7 years 3 months ago

In reply to by Mats

Hi Mats,

its great when you just suggested several things I've implemented locally :D
It means were thinking along the same lines...

package org.myrobotlab.service.interfaces;
public interface RangingControl extends DeviceControl {
public void startRanging();   
public void stopRanging();   
public void setUnitCm();   
public void setUnitInches();
}
package org.myrobotlab.service.interfaces;
public interface RangeListener {     
public void onRange(Double range); 
}

package org.myrobotlab.service.interfaces;
public interface RangePublisher {   
Double publishRange(Double range); 
}

"Imho the users should have the freedom to connect services together freely."

I completely agree .. 

In fact this is related to the Attach post (http://myrobotlab.org/content/attach-pattern) and the idea that there should be a default behavior, and the user should be able to attach one service to another with the minimal amount of complexity (without blocking the ability to access more complexity)

The peer utilities were a means to do this with 'configuration' vs code..   Because in many instances the user doesn't have access to code, but may have access to configuration.  I don't know if what I've done with peers & MRL DNA - (http://myrobotlab.org/content/sample-inmoov-head-dna  / http://myrobotlab.org/content/services-remix )   But, the general idea was to creat config which could change names & types "easily" for the user.   I don't think a lot of the users know that its there or understand it fully.

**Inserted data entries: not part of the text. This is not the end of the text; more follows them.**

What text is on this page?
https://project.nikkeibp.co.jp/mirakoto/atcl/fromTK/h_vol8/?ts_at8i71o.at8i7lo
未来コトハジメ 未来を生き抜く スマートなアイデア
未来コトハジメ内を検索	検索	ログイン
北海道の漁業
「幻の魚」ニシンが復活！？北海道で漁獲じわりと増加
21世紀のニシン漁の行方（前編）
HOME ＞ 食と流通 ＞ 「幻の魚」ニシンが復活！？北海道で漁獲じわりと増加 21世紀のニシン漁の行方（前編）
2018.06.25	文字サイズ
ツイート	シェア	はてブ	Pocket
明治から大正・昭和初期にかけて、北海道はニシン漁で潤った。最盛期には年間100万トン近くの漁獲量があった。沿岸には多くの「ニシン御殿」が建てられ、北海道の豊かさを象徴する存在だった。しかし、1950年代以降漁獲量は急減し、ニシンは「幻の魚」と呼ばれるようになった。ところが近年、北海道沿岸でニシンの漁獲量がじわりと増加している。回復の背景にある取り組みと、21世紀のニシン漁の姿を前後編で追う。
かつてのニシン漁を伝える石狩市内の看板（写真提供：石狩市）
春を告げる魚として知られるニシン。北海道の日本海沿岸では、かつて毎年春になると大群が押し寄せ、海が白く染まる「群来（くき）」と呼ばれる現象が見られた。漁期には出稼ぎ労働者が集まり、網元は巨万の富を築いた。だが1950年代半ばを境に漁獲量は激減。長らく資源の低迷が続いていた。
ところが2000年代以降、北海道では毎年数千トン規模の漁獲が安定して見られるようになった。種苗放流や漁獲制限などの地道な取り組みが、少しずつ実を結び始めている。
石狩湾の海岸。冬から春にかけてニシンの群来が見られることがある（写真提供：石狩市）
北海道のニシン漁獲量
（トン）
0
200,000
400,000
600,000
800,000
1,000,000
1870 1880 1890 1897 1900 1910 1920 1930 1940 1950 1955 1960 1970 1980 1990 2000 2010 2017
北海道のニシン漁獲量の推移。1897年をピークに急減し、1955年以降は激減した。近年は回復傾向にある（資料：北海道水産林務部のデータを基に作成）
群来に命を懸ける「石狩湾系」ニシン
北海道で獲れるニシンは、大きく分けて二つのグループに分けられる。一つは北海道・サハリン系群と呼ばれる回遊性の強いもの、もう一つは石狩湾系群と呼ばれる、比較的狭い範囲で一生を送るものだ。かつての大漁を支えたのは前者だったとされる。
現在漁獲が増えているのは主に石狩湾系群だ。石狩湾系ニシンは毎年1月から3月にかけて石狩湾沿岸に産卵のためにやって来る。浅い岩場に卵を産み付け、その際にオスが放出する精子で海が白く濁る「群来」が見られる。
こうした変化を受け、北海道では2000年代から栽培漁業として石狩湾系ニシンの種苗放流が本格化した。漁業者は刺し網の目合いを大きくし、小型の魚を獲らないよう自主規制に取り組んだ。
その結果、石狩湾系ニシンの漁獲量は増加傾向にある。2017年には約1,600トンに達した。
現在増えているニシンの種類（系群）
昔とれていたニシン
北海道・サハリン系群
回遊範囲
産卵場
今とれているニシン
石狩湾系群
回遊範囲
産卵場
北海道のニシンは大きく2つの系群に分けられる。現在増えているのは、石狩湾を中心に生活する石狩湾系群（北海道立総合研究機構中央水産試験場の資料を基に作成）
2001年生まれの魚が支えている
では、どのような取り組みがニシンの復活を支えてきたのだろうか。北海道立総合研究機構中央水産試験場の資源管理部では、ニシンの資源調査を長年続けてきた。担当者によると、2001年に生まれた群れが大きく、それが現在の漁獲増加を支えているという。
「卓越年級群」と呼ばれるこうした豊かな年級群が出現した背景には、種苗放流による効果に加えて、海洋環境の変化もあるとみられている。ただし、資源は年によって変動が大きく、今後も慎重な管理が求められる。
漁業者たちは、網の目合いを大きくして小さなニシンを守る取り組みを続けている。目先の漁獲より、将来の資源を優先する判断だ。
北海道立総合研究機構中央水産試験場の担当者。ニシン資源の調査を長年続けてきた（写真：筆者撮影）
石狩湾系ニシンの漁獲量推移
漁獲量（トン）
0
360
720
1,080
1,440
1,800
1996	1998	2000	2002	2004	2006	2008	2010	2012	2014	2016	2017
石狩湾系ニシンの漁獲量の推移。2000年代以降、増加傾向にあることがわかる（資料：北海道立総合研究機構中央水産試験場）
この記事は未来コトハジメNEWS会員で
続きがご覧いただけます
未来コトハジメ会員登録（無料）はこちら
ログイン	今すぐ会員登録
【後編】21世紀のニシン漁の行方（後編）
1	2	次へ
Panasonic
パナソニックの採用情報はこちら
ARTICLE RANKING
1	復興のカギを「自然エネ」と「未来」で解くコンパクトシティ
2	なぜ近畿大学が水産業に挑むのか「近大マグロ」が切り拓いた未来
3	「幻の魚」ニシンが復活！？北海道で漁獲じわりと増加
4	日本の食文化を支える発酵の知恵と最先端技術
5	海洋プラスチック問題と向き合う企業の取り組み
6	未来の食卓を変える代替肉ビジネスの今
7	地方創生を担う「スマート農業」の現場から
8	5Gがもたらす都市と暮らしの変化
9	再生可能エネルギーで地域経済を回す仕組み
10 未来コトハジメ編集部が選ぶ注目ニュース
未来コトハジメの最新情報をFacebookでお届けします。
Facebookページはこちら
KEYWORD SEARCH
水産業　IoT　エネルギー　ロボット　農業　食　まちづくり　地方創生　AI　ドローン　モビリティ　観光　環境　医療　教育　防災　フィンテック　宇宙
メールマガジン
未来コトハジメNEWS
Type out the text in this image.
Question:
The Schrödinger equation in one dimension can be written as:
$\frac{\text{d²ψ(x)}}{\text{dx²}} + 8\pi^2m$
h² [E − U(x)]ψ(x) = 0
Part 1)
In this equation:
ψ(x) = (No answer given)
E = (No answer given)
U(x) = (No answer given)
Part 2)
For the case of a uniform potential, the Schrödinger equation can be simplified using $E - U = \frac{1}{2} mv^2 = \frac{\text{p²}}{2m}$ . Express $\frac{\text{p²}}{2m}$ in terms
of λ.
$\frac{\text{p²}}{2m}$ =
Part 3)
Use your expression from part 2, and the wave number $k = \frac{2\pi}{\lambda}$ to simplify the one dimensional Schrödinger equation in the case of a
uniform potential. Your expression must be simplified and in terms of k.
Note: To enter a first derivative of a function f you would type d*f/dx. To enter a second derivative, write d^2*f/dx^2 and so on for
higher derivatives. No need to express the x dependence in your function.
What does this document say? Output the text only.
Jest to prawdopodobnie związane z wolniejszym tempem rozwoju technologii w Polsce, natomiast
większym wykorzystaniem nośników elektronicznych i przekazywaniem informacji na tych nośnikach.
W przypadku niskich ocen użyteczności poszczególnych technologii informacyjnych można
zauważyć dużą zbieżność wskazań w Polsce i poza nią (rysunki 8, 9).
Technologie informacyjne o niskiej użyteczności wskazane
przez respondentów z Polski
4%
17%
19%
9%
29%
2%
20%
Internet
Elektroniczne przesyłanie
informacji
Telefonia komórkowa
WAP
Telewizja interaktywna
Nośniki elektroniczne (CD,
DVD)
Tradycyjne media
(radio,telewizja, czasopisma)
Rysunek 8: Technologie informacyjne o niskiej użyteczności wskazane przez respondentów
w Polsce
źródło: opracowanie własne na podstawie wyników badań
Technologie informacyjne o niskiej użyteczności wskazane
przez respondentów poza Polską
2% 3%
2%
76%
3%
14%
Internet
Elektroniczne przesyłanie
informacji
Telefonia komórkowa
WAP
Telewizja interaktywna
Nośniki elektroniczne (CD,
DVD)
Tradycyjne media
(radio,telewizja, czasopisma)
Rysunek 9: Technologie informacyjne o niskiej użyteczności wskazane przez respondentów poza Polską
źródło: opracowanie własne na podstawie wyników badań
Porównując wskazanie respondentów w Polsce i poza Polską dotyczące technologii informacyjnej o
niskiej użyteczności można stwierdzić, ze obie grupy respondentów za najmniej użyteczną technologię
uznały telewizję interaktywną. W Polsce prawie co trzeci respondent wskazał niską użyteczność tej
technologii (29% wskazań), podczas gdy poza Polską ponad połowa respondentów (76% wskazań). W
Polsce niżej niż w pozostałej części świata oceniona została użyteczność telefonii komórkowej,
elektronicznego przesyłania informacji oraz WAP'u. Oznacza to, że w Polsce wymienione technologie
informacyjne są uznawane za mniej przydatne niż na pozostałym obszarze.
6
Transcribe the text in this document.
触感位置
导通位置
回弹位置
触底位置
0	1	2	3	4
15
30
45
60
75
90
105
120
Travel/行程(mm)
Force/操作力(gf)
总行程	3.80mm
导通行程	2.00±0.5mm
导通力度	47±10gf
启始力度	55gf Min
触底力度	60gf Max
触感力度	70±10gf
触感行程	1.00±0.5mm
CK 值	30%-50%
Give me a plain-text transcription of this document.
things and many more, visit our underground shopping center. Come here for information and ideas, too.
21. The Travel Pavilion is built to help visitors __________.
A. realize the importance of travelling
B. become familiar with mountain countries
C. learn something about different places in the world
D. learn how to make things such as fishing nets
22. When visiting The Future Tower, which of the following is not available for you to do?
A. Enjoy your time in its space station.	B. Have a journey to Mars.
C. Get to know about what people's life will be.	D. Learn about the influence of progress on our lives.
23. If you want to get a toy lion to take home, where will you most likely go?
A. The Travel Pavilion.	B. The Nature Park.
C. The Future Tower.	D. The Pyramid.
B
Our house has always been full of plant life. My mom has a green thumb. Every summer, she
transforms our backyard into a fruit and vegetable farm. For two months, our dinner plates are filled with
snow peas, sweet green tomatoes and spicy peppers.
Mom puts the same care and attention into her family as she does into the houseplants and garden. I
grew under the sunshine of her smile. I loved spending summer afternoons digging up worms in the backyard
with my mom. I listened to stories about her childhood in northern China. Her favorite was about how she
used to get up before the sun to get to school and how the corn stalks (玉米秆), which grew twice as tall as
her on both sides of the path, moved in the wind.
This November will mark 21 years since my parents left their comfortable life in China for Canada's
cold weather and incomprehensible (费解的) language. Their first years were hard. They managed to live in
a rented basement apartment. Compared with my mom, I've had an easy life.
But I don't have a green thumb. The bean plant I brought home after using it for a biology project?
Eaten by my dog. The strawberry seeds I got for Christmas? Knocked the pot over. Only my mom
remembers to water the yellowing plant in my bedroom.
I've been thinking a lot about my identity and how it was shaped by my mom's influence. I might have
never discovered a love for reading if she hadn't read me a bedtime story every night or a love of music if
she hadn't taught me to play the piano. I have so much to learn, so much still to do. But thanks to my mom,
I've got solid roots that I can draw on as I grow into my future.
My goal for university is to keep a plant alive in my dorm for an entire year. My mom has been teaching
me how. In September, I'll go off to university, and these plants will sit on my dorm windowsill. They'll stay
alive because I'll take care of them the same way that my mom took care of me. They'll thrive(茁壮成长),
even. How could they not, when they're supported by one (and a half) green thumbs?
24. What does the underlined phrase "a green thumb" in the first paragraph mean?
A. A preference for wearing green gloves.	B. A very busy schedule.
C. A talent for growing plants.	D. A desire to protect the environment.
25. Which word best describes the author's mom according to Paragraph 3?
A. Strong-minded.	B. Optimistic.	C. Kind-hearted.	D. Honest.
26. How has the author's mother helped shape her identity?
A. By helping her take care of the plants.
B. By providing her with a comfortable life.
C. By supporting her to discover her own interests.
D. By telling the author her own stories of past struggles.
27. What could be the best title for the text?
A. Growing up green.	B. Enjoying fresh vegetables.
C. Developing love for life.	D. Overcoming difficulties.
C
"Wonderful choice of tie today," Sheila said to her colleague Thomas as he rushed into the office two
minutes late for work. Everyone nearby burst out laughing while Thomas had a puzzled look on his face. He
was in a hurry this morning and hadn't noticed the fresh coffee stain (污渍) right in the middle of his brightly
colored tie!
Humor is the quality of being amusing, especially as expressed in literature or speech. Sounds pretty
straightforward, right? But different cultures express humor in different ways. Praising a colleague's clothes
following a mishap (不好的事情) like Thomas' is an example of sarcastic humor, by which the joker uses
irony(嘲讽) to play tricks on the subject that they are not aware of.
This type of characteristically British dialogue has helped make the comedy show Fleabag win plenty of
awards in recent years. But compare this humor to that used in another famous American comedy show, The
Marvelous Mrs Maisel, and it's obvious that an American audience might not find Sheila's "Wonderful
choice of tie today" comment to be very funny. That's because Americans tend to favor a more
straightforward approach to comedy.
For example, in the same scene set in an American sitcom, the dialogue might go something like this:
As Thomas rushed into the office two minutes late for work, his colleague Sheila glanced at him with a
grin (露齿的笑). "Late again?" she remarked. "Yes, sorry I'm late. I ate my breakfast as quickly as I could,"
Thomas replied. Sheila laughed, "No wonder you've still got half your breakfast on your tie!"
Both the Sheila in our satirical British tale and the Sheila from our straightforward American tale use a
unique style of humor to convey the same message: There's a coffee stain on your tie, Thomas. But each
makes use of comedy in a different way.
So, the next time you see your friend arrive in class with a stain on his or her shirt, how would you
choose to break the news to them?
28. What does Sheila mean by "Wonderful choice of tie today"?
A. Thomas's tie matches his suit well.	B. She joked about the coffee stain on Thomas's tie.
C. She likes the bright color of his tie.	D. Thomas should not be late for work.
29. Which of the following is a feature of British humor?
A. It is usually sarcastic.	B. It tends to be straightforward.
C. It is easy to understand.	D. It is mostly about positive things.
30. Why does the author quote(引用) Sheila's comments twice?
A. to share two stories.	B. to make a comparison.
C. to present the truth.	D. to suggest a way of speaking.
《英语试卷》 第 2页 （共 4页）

Each service is supposed to have a "default' config for itself and the peers it references.. This is the stuff you see in getMetaData..

meta.addPeer("torso", "InMoovTorso", "torso");

In complex services - there might be shared resources - and you use 'sharing' to basically create the same name at two points in the configuration

meta.sharePeer("head.arduino", "left", "Arduino", "shared left arduino");

And as you were referring to earlier - "type" - in the case "Arduino" is just a string value, so it could be changed to any type which satisfied the peer's interface.

I like to imagine the future where you could query MRL with a HTTP request - get a large DNA definition (I think this can be done now) .. modify it - and post it back, and the workflow could give you access and control over all peer defintions - both of names, sharing, and typed resources

GroG

7 years 3 months ago

In reply to by Mats

In the code snippet above, I don't understand how the Pingdar service knows that it should use the virtualArduino and not a real Arduino.

If I uncomment the 

virtual.connect("COM5")

The virtual arduino will hijack the COM5 port, and anything connecting to COM5 will really connect to the VirtualArduino regardless if the hardware port actually exists..

hence, commented out == connect to the real COM5
uncommented == connect to the virtual arduino

 

Grog the one man Quick Reaction Force.  I'll be ready to test tonight.  Got raspbian jessie installed on the Pi3 last night and updated all the packages.  java 1.8 is installed.